Includes:
-
BigQueryToGCSOperator: To export tables into Google Cloud Storage (example is with partitions).
-
PythonOperator: Leveraging GoogleCloudStorageHook in a custom function to compose partition text files into one file.
-
GCSDeleteObjectsOperator: To delete objects from a given bucket and prefix.
Initialize the Airflow in Docker. It will ask you about installing yq in your Linux/Mac development environment:
./init.sh
If you don't want to use an external tool to edit your docker-compose, please set your GCP_PROJECT_ID, GCP_BIGQUERY_DATASET_NAME, GCP_BIGQUERY_EXPORT_BUCKET_NAME, BIGQUERY_TABLE_NAME environment variables manually.
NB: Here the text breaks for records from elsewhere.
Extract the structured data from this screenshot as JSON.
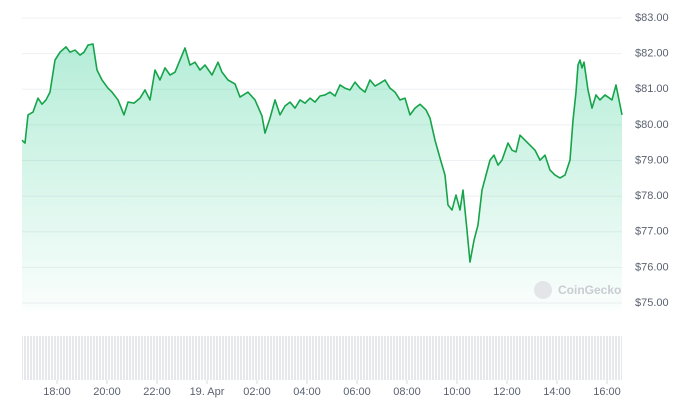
{
  "chart_data": {
    "type": "line",
    "watermark": "CoinGecko",
    "color": "#16a34a",
    "grid": true,
    "xlim": [
      16.6,
      40.6
    ],
    "ylim": [
      75,
      83
    ],
    "xticks": [
      {
        "value": 18,
        "label": "18:00"
      },
      {
        "value": 20,
        "label": "20:00"
      },
      {
        "value": 22,
        "label": "22:00"
      },
      {
        "value": 24,
        "label": "19. Apr"
      },
      {
        "value": 26,
        "label": "02:00"
      },
      {
        "value": 28,
        "label": "04:00"
      },
      {
        "value": 30,
        "label": "06:00"
      },
      {
        "value": 32,
        "label": "08:00"
      },
      {
        "value": 34,
        "label": "10:00"
      },
      {
        "value": 36,
        "label": "12:00"
      },
      {
        "value": 38,
        "label": "14:00"
      },
      {
        "value": 40,
        "label": "16:00"
      }
    ],
    "yticks": [
      {
        "value": 83,
        "label": "$83.00"
      },
      {
        "value": 82,
        "label": "$82.00"
      },
      {
        "value": 81,
        "label": "$81.00"
      },
      {
        "value": 80,
        "label": "$80.00"
      },
      {
        "value": 79,
        "label": "$79.00"
      },
      {
        "value": 78,
        "label": "$78.00"
      },
      {
        "value": 77,
        "label": "$77.00"
      },
      {
        "value": 76,
        "label": "$76.00"
      },
      {
        "value": 75,
        "label": "$75.00"
      }
    ],
    "x": [
      16.6,
      16.72,
      16.84,
      17.04,
      17.24,
      17.4,
      17.56,
      17.72,
      17.92,
      18.12,
      18.36,
      18.52,
      18.72,
      18.92,
      19.08,
      19.24,
      19.44,
      19.6,
      19.8,
      20.04,
      20.2,
      20.44,
      20.68,
      20.84,
      21.08,
      21.32,
      21.52,
      21.72,
      21.92,
      22.12,
      22.32,
      22.52,
      22.72,
      22.92,
      23.12,
      23.32,
      23.52,
      23.72,
      23.92,
      24.2,
      24.44,
      24.6,
      24.84,
      25.12,
      25.32,
      25.64,
      25.92,
      26.2,
      26.32,
      26.52,
      26.72,
      26.92,
      27.12,
      27.32,
      27.52,
      27.72,
      27.92,
      28.12,
      28.32,
      28.52,
      28.72,
      28.92,
      29.12,
      29.32,
      29.52,
      29.72,
      29.92,
      30.12,
      30.32,
      30.52,
      30.72,
      30.92,
      31.12,
      31.32,
      31.52,
      31.72,
      31.92,
      32.12,
      32.32,
      32.52,
      32.76,
      32.92,
      33.12,
      33.32,
      33.52,
      33.64,
      33.8,
      33.96,
      34.12,
      34.24,
      34.4,
      34.52,
      34.68,
      34.84,
      35.0,
      35.16,
      35.32,
      35.48,
      35.64,
      35.8,
      36.04,
      36.2,
      36.36,
      36.52,
      36.72,
      36.92,
      37.12,
      37.32,
      37.52,
      37.72,
      37.92,
      38.12,
      38.32,
      38.52,
      38.64,
      38.76,
      38.84,
      38.92,
      39.0,
      39.08,
      39.24,
      39.4,
      39.56,
      39.72,
      39.92,
      40.2,
      40.36,
      40.6
    ],
    "values": [
      79.57,
      79.49,
      80.28,
      80.36,
      80.75,
      80.58,
      80.7,
      80.92,
      81.82,
      82.04,
      82.19,
      82.04,
      82.1,
      81.96,
      82.04,
      82.24,
      82.27,
      81.54,
      81.26,
      81.03,
      80.92,
      80.7,
      80.28,
      80.64,
      80.61,
      80.75,
      80.98,
      80.7,
      81.54,
      81.26,
      81.6,
      81.4,
      81.48,
      81.82,
      82.16,
      81.68,
      81.76,
      81.54,
      81.68,
      81.4,
      81.76,
      81.48,
      81.26,
      81.15,
      80.78,
      80.92,
      80.7,
      80.25,
      79.77,
      80.19,
      80.7,
      80.28,
      80.53,
      80.64,
      80.47,
      80.7,
      80.61,
      80.75,
      80.64,
      80.81,
      80.84,
      80.92,
      80.81,
      81.12,
      81.03,
      80.98,
      81.2,
      81.03,
      80.92,
      81.26,
      81.09,
      81.17,
      81.26,
      81.03,
      80.92,
      80.7,
      80.75,
      80.28,
      80.47,
      80.58,
      80.42,
      80.19,
      79.57,
      79.07,
      78.59,
      77.75,
      77.61,
      78.03,
      77.61,
      78.17,
      77.04,
      76.15,
      76.76,
      77.19,
      78.17,
      78.59,
      79.01,
      79.15,
      78.87,
      79.01,
      79.49,
      79.29,
      79.24,
      79.71,
      79.57,
      79.43,
      79.29,
      79.01,
      79.15,
      78.73,
      78.59,
      78.51,
      78.59,
      79.01,
      80.13,
      80.92,
      81.68,
      81.82,
      81.6,
      81.76,
      80.98,
      80.47,
      80.84,
      80.7,
      80.84,
      80.7,
      81.12,
      80.28
    ]
  }
}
This is possible by add those lines on the docker-compose.yaml
x-airflow-common
service environment:
GCP_PROJECT_ID: '<YOUR-PROJECT-ID>'
GCP_BIGQUERY_DATASET_NAME: '<YOUR-DATASET>'
GCP_BIGQUERY_EXPORT_BUCKET_NAME: '<YOUR-BUCKET-NAME>'
BIGQUERY_TABLE_NAME: '<YOUR-TABLE-NAME>'
docker-compose up
Then go to local Airflow.
Go to the configurations to set up your GCP Connection. Please follow the instructions on the providers documentation.
Run the DAGs on demand and see the pipeline running.